Helen Money & Will Thomas Share “Thieves,” Announce Collaborative Album

Helen Money, aka unparalleled cellist and composer Alison Chesley, and composer / producer Will Thomas are announcing their debut collaborative album, Trace (Thrill Jockey), out May 12, 2023. Having worked together in a variety of formats over the past, Trace marks their first fully collaborative effort, synthesizing their myriad skills as songwriters, performers, and sound artists into vivid, profoundly moving music. Along with the album announcement, the duo has shared the first single “Thieves.” The gripping piece applies a jittering rhythmic pulse and sampled cello harmonics that tug forward anxiously before distorted cello thrusts transform the piece into something more resolute.

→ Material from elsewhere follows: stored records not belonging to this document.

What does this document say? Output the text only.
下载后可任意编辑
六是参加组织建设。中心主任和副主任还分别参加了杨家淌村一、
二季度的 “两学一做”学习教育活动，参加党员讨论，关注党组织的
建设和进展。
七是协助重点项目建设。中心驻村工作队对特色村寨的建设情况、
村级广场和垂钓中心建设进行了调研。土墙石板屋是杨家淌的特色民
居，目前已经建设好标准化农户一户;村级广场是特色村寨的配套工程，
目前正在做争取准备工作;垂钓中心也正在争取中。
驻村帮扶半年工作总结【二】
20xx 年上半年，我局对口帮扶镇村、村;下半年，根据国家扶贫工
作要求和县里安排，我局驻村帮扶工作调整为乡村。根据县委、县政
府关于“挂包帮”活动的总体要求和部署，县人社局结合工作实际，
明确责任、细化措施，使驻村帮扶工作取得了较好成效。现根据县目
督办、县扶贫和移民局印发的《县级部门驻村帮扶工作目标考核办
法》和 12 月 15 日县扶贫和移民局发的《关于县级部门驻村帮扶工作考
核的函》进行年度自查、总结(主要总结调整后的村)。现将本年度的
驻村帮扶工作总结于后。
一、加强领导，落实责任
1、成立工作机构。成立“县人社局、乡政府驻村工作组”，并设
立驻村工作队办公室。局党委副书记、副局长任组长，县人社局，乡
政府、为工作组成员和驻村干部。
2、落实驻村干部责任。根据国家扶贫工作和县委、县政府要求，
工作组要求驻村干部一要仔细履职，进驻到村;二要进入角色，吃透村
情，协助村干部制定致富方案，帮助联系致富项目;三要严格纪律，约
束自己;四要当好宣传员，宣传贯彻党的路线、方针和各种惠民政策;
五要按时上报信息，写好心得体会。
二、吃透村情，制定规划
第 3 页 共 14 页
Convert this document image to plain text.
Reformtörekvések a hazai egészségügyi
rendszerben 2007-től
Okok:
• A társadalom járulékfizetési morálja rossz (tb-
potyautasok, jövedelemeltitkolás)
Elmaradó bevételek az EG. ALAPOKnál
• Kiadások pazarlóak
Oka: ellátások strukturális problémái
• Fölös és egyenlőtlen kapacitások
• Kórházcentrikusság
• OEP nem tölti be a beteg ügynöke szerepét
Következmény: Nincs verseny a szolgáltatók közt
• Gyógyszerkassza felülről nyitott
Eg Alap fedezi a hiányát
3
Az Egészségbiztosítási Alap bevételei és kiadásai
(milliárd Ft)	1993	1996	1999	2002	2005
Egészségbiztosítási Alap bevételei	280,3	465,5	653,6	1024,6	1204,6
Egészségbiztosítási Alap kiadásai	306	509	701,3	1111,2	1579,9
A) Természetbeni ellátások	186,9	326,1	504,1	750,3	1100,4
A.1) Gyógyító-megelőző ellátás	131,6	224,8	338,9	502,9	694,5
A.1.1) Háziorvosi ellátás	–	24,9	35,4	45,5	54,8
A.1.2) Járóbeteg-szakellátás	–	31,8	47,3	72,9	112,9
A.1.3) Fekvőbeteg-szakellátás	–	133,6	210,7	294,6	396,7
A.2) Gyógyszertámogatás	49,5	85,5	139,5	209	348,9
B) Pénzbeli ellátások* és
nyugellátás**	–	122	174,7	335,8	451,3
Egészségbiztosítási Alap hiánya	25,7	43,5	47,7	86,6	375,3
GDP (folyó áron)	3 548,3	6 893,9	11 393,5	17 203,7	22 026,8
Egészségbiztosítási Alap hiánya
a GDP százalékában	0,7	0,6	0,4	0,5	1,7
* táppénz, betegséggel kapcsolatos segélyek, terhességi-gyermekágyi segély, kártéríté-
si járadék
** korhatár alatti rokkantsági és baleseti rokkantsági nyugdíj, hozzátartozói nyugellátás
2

Helen Money has been making boundaryless music for nearly three decades. From her work in Verbow to her solo releases, collaborations with Jarboe and Steve Albini to her work as a highly sought after session and backup player spanning every stretch of the rock spectrum, Chesley has remained a singular voice and a pioneer in expanding the potential of her instrument. Will Thomas, a frequent collaborator with Chesley, is a composer and producer with a similarly varied career, from his work composing for commercials, TV, and film for over 20 years, to his collaborations with Roger Eno, to sight-specific sound installations. The collaboration between Helen Money and Will Thomas has endured across solo albums and soundtracks alike with the power of their compositions deeping as they push one another to greater heights.

Helen Money and Will Thomas are masters of invoking emotional atmospheres. Their music paints in vivid hues with outlines blurred, often using dense layers of processed instruments and textural ambience as a backdrop for harmonic tension and melodic bliss alike. Trace is thrillingly cinematic. Each piece tells a compelling story through ratcheting suspense, twisting shifts, unfurling arcs, and blissful repose. “I don’t compose with a storyline in mind,” says Chesley. “I search for a feeling – a sound. It’s often not until the very end of the process that I realize what I was trying to express.”